A separate “Child Care Recovery Plan” is in the works. About half of the child care programs in the state have been closed since late March, with about 3,700 providers remaining open to serve a small population of children of essential workers. A roll-out of the state-funded Essential Personnel Child Care Program was rocky, with providers going weeks without payment. But Salmon said Wednesday that the state has made more than $34 million in payments over the past two weeks, with all invoices to providers up to date.
The recovery plan for public schools will be updated as information changes, Salmon said Wednesday.

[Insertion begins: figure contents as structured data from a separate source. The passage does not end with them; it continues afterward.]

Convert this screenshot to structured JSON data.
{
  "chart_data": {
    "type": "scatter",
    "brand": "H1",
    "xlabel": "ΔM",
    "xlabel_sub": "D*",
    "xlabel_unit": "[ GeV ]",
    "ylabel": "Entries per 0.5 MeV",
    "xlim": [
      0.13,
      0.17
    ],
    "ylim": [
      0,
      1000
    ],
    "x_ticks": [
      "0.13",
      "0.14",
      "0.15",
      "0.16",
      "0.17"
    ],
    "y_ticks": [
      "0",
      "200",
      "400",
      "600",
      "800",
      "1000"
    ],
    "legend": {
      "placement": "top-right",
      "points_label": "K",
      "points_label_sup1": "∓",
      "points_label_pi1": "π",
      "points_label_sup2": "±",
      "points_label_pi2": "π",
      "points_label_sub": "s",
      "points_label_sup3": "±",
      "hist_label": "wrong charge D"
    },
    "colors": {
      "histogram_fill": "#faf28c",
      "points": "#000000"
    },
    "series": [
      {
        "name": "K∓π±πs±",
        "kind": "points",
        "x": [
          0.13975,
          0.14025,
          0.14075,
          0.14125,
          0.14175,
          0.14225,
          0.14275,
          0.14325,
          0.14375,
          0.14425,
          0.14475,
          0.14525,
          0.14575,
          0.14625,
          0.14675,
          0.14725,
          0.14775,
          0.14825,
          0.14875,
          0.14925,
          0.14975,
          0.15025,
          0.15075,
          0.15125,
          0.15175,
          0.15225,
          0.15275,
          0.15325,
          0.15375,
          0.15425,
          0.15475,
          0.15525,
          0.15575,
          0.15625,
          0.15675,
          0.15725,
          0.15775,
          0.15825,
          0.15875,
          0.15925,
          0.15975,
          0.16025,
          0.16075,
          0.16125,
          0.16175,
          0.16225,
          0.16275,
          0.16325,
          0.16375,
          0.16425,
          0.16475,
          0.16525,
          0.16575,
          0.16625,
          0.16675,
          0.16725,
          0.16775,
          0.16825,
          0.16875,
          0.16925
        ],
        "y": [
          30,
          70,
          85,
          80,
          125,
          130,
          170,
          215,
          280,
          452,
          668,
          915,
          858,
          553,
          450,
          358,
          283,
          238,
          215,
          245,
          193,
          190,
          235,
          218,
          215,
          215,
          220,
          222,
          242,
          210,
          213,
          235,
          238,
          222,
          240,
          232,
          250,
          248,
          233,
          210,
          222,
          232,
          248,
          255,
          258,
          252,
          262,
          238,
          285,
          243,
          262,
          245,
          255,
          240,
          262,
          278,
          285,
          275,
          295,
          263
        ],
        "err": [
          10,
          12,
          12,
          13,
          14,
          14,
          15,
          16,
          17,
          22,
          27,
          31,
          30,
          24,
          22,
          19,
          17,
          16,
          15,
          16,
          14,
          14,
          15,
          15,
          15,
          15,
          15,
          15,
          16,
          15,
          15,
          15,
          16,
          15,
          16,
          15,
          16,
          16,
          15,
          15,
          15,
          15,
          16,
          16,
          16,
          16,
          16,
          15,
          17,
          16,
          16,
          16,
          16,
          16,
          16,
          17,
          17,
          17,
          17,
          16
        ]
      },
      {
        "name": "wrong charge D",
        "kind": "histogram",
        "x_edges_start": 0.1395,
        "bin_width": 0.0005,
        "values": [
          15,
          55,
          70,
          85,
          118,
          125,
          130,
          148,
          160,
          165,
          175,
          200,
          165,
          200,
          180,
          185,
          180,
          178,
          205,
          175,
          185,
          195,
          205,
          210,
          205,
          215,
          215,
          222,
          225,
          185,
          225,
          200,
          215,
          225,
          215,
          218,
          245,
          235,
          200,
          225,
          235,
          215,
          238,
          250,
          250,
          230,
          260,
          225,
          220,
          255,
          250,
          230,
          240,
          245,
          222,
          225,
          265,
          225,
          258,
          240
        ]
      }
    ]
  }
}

Cheryl Bost, president of the Maryland State Education Association and a Baltimore County elementary school teacher, said Wednesday that closing schools for the year was the right decision for health and safety, but called it a sad day.
“Educators miss our students. We wish we could see them, talk with them, laugh with them, and teach them in person. We wish we could say goodbye to them before the school year ends,” Bost said in a statement. “Instead, educators, families, and students will continue to do our best during this period of crisis distance learning, while knowing that we have a great deal of work to do now and moving forward. We must address the inequities within our community—whether of technology access for educators and students, food security, trauma care, or otherwise—that have been magnified by this crisis. We look forward to the day that we can return to our schools and the everyday joys, challenges, and work of educating our students.”